Im Mittelpunkt des Romans steht die Figur des »Nihilisten« Basarow, der die Idee der »vollständigen und gnadenlosen Verneinung« der kulturellen und politischen Autoritäten sowie moralischen Werte vertritt. Er vertraut einzig auf empirisch überprüfbare Fakten der Naturkunde; alles, was nicht in ihren Kategorien erfasst werden kann, wird von ihm als »Romantik« und Geschwätz abgeleht – Poesie, Kunst, Musik, Philosophie, aber auch Naturschönheit, sittliche Grundsätze und nicht zuletzt die Liebe, hinter der er nichts als physiologische Prozesse sieht. Die politische Konsequenz, die er aus seiner Haltung zieht, ist die Überzeugung, dass die althergebrachte Weltordnung von Grund auf zerstört werden muss, bevor sie neu aufgebaut werden kann. Basarow ist selbstbewusst, willensstark und bereit, seine Ideen kompromisslos umzusetzen. Dennoch scheitert er an den inneren Widersprüchen seines Charakters: Ausgerechnet er, der die Liebe zu verneinen meinte, verliebt sich in die Odinzowa – ein Erlebnis, das in ihm wachsende Zweifel an dem Sinn seiner politischen Tätigkeit aufkommen lässt.

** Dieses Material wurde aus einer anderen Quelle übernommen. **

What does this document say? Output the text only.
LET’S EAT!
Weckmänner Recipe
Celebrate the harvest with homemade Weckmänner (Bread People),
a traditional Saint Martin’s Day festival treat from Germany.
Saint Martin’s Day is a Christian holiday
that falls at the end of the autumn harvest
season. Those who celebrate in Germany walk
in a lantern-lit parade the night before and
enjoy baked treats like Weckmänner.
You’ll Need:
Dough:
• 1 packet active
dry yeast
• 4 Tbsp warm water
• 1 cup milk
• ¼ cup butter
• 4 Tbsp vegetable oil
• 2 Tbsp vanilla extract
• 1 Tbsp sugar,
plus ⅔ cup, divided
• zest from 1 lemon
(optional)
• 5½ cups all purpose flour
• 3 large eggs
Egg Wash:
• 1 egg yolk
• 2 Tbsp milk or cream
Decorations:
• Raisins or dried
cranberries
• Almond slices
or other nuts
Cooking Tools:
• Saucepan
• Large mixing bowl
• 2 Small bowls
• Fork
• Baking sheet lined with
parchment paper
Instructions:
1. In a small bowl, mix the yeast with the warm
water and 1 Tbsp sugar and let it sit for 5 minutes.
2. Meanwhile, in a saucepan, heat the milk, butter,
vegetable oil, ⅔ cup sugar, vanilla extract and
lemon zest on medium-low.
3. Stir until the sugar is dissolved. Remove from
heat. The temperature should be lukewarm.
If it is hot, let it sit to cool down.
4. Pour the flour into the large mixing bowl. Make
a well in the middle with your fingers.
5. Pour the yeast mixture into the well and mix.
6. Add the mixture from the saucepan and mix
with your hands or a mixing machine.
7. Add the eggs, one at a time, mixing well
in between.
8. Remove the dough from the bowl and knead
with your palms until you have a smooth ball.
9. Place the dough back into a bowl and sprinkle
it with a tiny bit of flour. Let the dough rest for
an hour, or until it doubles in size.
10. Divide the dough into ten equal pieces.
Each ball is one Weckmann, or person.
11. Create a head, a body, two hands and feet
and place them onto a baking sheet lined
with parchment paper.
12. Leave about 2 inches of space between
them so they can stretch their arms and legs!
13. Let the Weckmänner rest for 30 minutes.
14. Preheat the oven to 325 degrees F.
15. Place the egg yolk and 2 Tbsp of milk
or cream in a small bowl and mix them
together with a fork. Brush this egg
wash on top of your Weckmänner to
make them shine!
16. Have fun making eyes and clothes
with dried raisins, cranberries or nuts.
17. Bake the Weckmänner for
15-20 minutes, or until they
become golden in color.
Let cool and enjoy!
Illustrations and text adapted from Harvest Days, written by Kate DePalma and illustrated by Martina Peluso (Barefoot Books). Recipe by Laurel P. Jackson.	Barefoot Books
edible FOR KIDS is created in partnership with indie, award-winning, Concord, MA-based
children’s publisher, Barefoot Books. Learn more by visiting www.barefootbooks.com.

Turgenjew verfasste Väter und Söhne 1861, im Jahr der Aufhebung der Leibeigenschaft in Russland. Die Handlung des Romans ist 1859, am Vorabend dieser viel diskutierten und überfälligen Reform angesiedelt.
Der Titel des Buchs von Iwan Turgenjew steht nicht nur für einen Widerstreit der Generationen, sondern auch für einen gesellschaftlichen, kulturellen und weltanschaulichen Konflikt. Auf Seiten der »Väter«, denen sich der Autor selbst verbunden fühlt, stehen Vertreter einer liberalen, westeuropäisch orientierten Adelskultur, die Missstände in Russland durch vorsichtige Reformen unter Wahrung der traditionellen Werte beseitigen wollen. Mit den »Söhnen« dagegen wird ein neuer und zukunftsträchtiger sozialer Typus porträtiert – radikal-demokratisch gesinnte Vertreter des dritten Standes (der nichtadligen Intelligenz), die revolutionäre Veränderungen im Land anstreben.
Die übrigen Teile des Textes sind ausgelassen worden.